Between Here and Forever - Elizabeth Scott [30]
I shake my head.
“Well, that’s how my family is. They all want things to be like they used to be.”
“I guess I do get that,” I say slowly. “I want Tess to wake up because—I mean, I want her to wake up just because, but I also—it’s like everyone’s life is frozen because Tess is that way.”
“You don’t like the word ‘coma,’ do you?” he says.
“I know she’s in a coma, I know what the doctor says. But you don’t—‘coma’ is this word without hope, this word that means gone, and Tess isn’t gone.”
“I didn’t mean—”
“Yeah, you did.”
He pauses for a moment. “Here’s the thing. I … I’m half Japanese, part black—and this is what counts in Milford—part white,” he says quietly.
“And?”
“And that, just now, was me telling the one person who doesn’t care what I am exactly what I am,” he says. “It’s—you know. You don’t like to say ‘coma.’ I don’t like being divided into little pieces of color. And I … let’s just say I understand what it’s like to be angry. But you … you’re so—”

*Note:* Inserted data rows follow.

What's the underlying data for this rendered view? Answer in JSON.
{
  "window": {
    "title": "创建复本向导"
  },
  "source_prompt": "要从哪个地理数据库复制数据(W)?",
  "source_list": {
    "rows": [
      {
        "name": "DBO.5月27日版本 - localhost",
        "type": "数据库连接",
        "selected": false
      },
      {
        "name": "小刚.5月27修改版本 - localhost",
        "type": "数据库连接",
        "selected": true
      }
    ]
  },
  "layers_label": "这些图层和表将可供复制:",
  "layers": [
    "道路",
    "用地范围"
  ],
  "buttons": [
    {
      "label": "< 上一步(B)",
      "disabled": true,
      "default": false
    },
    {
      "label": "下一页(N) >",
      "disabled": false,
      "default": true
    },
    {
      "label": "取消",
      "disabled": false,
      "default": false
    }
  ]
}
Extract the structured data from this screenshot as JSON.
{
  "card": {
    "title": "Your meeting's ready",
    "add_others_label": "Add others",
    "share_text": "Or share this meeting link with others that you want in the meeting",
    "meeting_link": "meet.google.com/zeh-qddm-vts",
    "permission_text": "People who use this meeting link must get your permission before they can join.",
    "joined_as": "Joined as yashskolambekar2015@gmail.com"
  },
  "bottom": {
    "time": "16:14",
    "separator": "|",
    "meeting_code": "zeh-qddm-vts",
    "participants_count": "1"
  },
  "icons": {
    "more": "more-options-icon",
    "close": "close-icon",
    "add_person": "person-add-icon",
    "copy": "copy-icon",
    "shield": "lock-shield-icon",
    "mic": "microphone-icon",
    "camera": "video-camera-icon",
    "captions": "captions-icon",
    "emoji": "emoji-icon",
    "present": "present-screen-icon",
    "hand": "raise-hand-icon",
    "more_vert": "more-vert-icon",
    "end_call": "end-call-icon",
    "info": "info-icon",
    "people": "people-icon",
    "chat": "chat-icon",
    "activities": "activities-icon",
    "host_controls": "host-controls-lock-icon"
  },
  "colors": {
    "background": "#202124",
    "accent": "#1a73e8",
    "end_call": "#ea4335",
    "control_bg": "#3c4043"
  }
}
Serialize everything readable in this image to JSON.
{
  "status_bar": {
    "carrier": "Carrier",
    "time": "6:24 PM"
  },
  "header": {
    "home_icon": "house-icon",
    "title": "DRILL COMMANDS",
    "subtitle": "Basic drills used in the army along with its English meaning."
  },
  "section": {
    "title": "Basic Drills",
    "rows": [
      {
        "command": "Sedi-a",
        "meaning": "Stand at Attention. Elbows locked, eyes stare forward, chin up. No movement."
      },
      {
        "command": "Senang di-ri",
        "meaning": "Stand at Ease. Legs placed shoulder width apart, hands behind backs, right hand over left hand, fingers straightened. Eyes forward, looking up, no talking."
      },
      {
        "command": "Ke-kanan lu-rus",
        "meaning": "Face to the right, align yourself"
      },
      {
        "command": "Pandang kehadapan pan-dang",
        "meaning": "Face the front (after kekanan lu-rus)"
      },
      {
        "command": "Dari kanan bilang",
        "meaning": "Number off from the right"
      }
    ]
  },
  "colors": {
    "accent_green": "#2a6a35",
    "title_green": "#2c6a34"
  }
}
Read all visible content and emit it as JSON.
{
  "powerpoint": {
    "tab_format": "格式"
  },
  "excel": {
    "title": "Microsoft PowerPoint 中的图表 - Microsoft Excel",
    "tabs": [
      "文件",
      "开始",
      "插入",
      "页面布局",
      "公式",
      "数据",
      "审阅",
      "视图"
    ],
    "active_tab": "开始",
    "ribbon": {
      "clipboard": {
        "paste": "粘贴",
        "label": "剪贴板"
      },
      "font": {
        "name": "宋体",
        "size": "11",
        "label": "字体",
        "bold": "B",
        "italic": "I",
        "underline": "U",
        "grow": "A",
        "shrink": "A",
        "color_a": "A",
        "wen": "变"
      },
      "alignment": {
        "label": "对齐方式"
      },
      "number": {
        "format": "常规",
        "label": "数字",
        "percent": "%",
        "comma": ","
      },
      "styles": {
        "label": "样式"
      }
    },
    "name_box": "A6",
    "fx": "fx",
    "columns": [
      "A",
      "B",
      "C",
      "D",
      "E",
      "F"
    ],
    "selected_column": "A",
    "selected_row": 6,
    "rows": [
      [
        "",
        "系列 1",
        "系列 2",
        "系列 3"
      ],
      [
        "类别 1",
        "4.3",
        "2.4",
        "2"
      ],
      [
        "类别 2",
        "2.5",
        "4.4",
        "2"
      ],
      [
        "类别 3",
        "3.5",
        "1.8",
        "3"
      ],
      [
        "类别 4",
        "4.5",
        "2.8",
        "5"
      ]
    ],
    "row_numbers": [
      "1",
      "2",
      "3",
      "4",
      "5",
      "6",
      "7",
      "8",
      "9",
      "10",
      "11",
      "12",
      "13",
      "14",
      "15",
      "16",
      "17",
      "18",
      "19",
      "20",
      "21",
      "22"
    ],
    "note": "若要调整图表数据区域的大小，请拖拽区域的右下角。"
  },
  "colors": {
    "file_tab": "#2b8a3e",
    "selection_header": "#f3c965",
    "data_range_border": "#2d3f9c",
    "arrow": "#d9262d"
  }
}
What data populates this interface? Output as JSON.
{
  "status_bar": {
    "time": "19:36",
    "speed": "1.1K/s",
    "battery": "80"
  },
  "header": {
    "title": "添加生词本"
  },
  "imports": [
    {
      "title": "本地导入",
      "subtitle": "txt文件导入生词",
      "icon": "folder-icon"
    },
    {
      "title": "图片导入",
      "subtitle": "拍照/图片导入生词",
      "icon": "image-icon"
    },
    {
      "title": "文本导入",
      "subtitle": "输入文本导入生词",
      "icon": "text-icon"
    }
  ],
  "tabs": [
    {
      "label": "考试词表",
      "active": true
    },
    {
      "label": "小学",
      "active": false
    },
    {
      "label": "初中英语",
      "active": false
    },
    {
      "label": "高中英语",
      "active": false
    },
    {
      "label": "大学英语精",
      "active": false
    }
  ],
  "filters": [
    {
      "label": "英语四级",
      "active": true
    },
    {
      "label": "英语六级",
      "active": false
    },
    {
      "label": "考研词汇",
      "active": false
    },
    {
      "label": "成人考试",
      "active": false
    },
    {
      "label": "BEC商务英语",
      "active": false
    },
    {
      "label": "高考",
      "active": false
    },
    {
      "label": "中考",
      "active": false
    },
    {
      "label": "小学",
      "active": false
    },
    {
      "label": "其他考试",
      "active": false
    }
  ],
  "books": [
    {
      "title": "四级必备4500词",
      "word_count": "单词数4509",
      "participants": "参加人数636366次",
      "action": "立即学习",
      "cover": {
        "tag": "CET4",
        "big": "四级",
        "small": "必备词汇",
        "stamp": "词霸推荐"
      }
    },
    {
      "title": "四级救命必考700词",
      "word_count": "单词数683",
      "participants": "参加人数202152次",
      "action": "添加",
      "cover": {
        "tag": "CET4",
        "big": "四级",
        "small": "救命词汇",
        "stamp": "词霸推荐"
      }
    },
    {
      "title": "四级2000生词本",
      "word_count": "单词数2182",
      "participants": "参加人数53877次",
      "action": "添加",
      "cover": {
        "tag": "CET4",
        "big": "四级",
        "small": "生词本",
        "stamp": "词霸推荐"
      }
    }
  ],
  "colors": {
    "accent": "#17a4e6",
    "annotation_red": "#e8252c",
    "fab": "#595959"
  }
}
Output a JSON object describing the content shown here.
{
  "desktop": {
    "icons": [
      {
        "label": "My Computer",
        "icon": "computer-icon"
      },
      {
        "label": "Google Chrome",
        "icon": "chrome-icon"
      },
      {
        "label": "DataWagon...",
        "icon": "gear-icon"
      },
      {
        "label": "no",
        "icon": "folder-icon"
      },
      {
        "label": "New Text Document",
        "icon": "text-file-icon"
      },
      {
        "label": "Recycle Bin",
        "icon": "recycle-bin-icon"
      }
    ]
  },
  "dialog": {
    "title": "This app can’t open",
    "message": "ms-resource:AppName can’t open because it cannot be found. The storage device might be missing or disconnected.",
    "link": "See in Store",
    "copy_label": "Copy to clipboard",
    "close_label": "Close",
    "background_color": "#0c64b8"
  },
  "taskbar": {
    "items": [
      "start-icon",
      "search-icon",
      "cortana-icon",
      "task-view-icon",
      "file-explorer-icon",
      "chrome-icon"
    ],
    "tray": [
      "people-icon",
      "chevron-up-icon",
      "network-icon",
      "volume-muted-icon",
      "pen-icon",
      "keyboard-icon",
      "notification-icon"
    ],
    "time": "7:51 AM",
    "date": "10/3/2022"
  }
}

Horrible. I wait for it, or some word like it.
He swallows.
“Strong,” he says very softly. “I think you’re strong.”
“Strong?” My heart starts to pound, and he nods.
And then he says, “And sad. You’re … I think you’re the saddest person I’ve ever met. It’s like you’re drowning in it.”
I push away from the table and stand up so fast my chair falls over as I rise. I grab it before it hits the ground, then slam it into the table as I grab my bag.
And then I pretty much race out of the cafeteria. I force myself not to run, but I’m moving fast and my eyes are stinging and I’m angry, I tell myself, I’m leaving because I’m angry.
But I’m not. I’m scared.
I’m scared because he saw me. Because he sees me.
“Abby!”
I hear him behind me, but I ignore him, cutting around a cluster of people waiting by the elevators and heading for the entrance.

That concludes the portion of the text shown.